A damning report released by the Ministry of the Environment and Stats NZ last month says that New Zealand’s land use is contributing directly to soil and water degradation, soil erosion and is reducing the health and diversity of our plants, animals and habitats.
The report, Our Land 2018, shows more than 48 per cent of tested sites were outside the target range for two key indicators of soil quality. These were phosphorous content (an indicator of soil fertility) and macroporosity (a measure of soil compactness).
Excess phosphorous can travel into waterways through erosion and run off. It can trigger growth of unwanted plants and reduce water quality.
Soil that is too compacted restricts plant growth and reduces soil diversity. It also impedes soil drainage, resulting in increased greenhouse gas emissions from urine on soils and an increased amount of phosphorous and eroded soils reaching waterways.
The report says sites under more intensive land uses, such as dairying, cropping, horticulture and dry stock, were more frequently outside the range for these soil quality indicators.
In particular, 51 per cent of tested dairy sites had excess soil phosphorus and 65 per cent were below the range for macroporosity.
Some horticultural and cropping sites also had high phosphorous levels (37 per cent) and low macroporosity levels (39 per cent). Dry stock sites had low macroporosity levels (41 per cent).
The report says New Zealand already has naturally high rates of erosion due to a combination of steep terrain, rock and soil types and climate. New Zealand contributes about 1.7 per cent to global sediment loss, even though it makes up only 0.2 per cent of global land area.
The report says the problem is exacerbated by the removal of trees. New Zealand loses 192 million tonnes of soil each year from erosion and 44 per cent of this comes from pasture land.
The report’s findings come as no surprise to Ahuroa sheep and beef farmer Bev Trowbridge, who has long advocated for “regenerative farming” practices, which aim to protect the soil.
She says farmers are often extremely concerned about soil degradation but says pressure from banks, suppliers, market buyers and industry representatives all conspire to reinforce destructive farming practices.
“Farmers do not get to choose to go it alone, to market their own produce, or change to a high-value, low impact model. This is the travesty of our farming system,” she says.
Ms Trowbridge says the irony is that the solutions to the problems are not difficult. For example, farmers could make greater use of natural, organic fertilizers, especially compost, which has an abundance of living creatures within it that break up compacted soil.

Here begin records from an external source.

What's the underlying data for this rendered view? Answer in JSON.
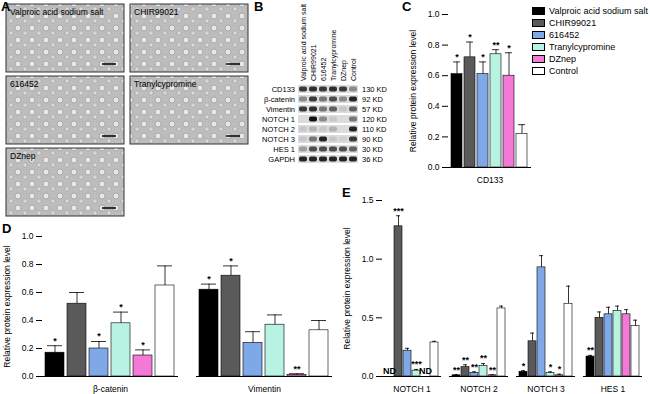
{
  "chart_data": [
    {
      "panel": "C",
      "type": "bar",
      "y_label": "Relative protein expression level",
      "categories": [
        "CD133"
      ],
      "ylim": [
        0,
        1
      ],
      "yticks": [
        {
          "value": 0,
          "label": "0.0"
        },
        0.2,
        0.4,
        0.6,
        0.8,
        {
          "value": 1,
          "label": "1.0"
        }
      ],
      "legend": "top-right",
      "series": [
        {
          "name": "Valproic acid sodium salt",
          "color": "#000000",
          "values": [
            0.61
          ],
          "errors": [
            0.08
          ],
          "significance": [
            "*"
          ]
        },
        {
          "name": "CHIR99021",
          "color": "#5a5a5a",
          "values": [
            0.72
          ],
          "errors": [
            0.1
          ],
          "significance": [
            "*"
          ]
        },
        {
          "name": "616452",
          "color": "#7fa8e6",
          "values": [
            0.61
          ],
          "errors": [
            0.08
          ],
          "significance": [
            "*"
          ]
        },
        {
          "name": "Tranylcypromine",
          "color": "#b8f2e2",
          "values": [
            0.74
          ],
          "errors": [
            0.03
          ],
          "significance": [
            "**"
          ]
        },
        {
          "name": "DZnep",
          "color": "#f27ad6",
          "values": [
            0.6
          ],
          "errors": [
            0.15
          ],
          "significance": [
            "*"
          ]
        },
        {
          "name": "Control",
          "color": "#ffffff",
          "values": [
            0.22
          ],
          "errors": [
            0.06
          ],
          "significance": [
            null
          ]
        }
      ]
    },
    {
      "panel": "D",
      "type": "bar",
      "y_label": "Relative protein expression level",
      "categories": [
        "β-catenin",
        "Vimentin"
      ],
      "ylim": [
        0,
        1
      ],
      "yticks": [
        {
          "value": 0,
          "label": "0.0"
        },
        0.2,
        0.4,
        0.6,
        0.8,
        {
          "value": 1,
          "label": "1.0"
        }
      ],
      "series": [
        {
          "name": "Valproic acid sodium salt",
          "color": "#000000",
          "values": [
            0.17,
            0.62
          ],
          "errors": [
            0.05,
            0.04
          ],
          "significance": [
            "*",
            "*"
          ]
        },
        {
          "name": "CHIR99021",
          "color": "#5a5a5a",
          "values": [
            0.52,
            0.72
          ],
          "errors": [
            0.08,
            0.07
          ],
          "significance": [
            null,
            "*"
          ]
        },
        {
          "name": "616452",
          "color": "#7fa8e6",
          "values": [
            0.2,
            0.24
          ],
          "errors": [
            0.05,
            0.08
          ],
          "significance": [
            "*",
            null
          ]
        },
        {
          "name": "Tranylcypromine",
          "color": "#b8f2e2",
          "values": [
            0.38,
            0.37
          ],
          "errors": [
            0.08,
            0.07
          ],
          "significance": [
            "*",
            null
          ]
        },
        {
          "name": "DZnep",
          "color": "#f27ad6",
          "values": [
            0.15,
            0.01
          ],
          "errors": [
            0.04,
            0.01
          ],
          "significance": [
            "*",
            "**"
          ]
        },
        {
          "name": "Control",
          "color": "#ffffff",
          "values": [
            0.65,
            0.33
          ],
          "errors": [
            0.14,
            0.07
          ],
          "significance": [
            null,
            null
          ]
        }
      ]
    },
    {
      "panel": "E",
      "type": "bar",
      "y_label": "Relative protein expression level",
      "categories": [
        "NOTCH 1",
        "NOTCH 2",
        "NOTCH 3",
        "HES 1"
      ],
      "ylim": [
        0,
        1.5
      ],
      "yticks": [
        {
          "value": 0,
          "label": "0.0"
        },
        0.5,
        {
          "value": 1,
          "label": "1.0"
        },
        1.5
      ],
      "series": [
        {
          "name": "Valproic acid sodium salt",
          "color": "#000000",
          "values": [
            null,
            0.01,
            0.04,
            0.17
          ],
          "errors": [
            null,
            0.005,
            0.01,
            0.01
          ],
          "significance": [
            "ND",
            "**",
            "*",
            "**"
          ]
        },
        {
          "name": "CHIR99021",
          "color": "#5a5a5a",
          "values": [
            1.28,
            0.08,
            0.3,
            0.5
          ],
          "errors": [
            0.09,
            0.02,
            0.07,
            0.05
          ],
          "significance": [
            "***",
            "**",
            null,
            null
          ]
        },
        {
          "name": "616452",
          "color": "#7fa8e6",
          "values": [
            0.22,
            0.03,
            0.93,
            0.53
          ],
          "errors": [
            0.02,
            0.01,
            0.1,
            0.06
          ],
          "significance": [
            null,
            "**",
            null,
            null
          ]
        },
        {
          "name": "Tranylcypromine",
          "color": "#b8f2e2",
          "values": [
            0.05,
            0.09,
            0.03,
            0.56
          ],
          "errors": [
            0.01,
            0.02,
            0.01,
            0.04
          ],
          "significance": [
            "***",
            "**",
            "*",
            null
          ]
        },
        {
          "name": "DZnep",
          "color": "#f27ad6",
          "values": [
            null,
            0.01,
            0.01,
            0.53
          ],
          "errors": [
            null,
            0.005,
            0.01,
            0.04
          ],
          "significance": [
            "ND",
            "**",
            "*",
            null
          ]
        },
        {
          "name": "Control",
          "color": "#ffffff",
          "values": [
            0.29,
            0.58,
            0.62,
            0.43
          ],
          "errors": [
            0.01,
            0.02,
            0.15,
            0.05
          ],
          "significance": [
            null,
            null,
            null,
            null
          ]
        }
      ]
    }
  ],
  "micrographs": {
    "panel": "A",
    "images": [
      "Valproic acid sodium salt",
      "CHIR99021",
      "616452",
      "Tranylcypromine",
      "DZnep"
    ]
  },
  "western_blot": {
    "panel": "B",
    "lanes": [
      "Valproic acid sodium salt",
      "CHIR99021",
      "616452",
      "Tranylcypromine",
      "DZnep",
      "Control"
    ],
    "rows": [
      {
        "label": "CD133",
        "size": "130 KD",
        "intensity": [
          0.8,
          0.85,
          0.8,
          0.85,
          0.8,
          0.4
        ]
      },
      {
        "label": "β-catenin",
        "size": "92 KD",
        "intensity": [
          0.4,
          0.8,
          0.5,
          0.7,
          0.4,
          0.9
        ]
      },
      {
        "label": "Vimentin",
        "size": "57 KD",
        "intensity": [
          0.8,
          0.85,
          0.5,
          0.6,
          0.1,
          0.6
        ]
      },
      {
        "label": "NOTCH 1",
        "size": "120 KD",
        "intensity": [
          0,
          1,
          0.4,
          0.1,
          0,
          0.5
        ]
      },
      {
        "label": "NOTCH 2",
        "size": "110 KD",
        "intensity": [
          0.1,
          0.2,
          0.1,
          0.2,
          0,
          0.9
        ]
      },
      {
        "label": "NOTCH 3",
        "size": "90 KD",
        "intensity": [
          0.1,
          0.5,
          0.9,
          0.1,
          0.05,
          0.8
        ]
      },
      {
        "label": "HES 1",
        "size": "30 KD",
        "intensity": [
          0.3,
          0.7,
          0.7,
          0.7,
          0.7,
          0.6
        ]
      },
      {
        "label": "GAPDH",
        "size": "36 KD",
        "intensity": [
          0.9,
          0.9,
          0.9,
          0.9,
          0.9,
          0.9
        ]
      }
    ]
  }
}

Meanwhile, the report itself declines to make recommendations on how to redress problems with land use, but it says it is vital that New Zealand pays attention to the harm it is doing to the soil, noting that the quality of the soil underpins the New Zealand economy.
“This report provides an opportunity for us to recognise that soil and biodiversity are taonga (treasure), that our stewardship depends on earnestly building our knowledge base, and that it is our responsibility to take action to restore the health of the whenua (land), for today and tomorrow’s generations,” it says.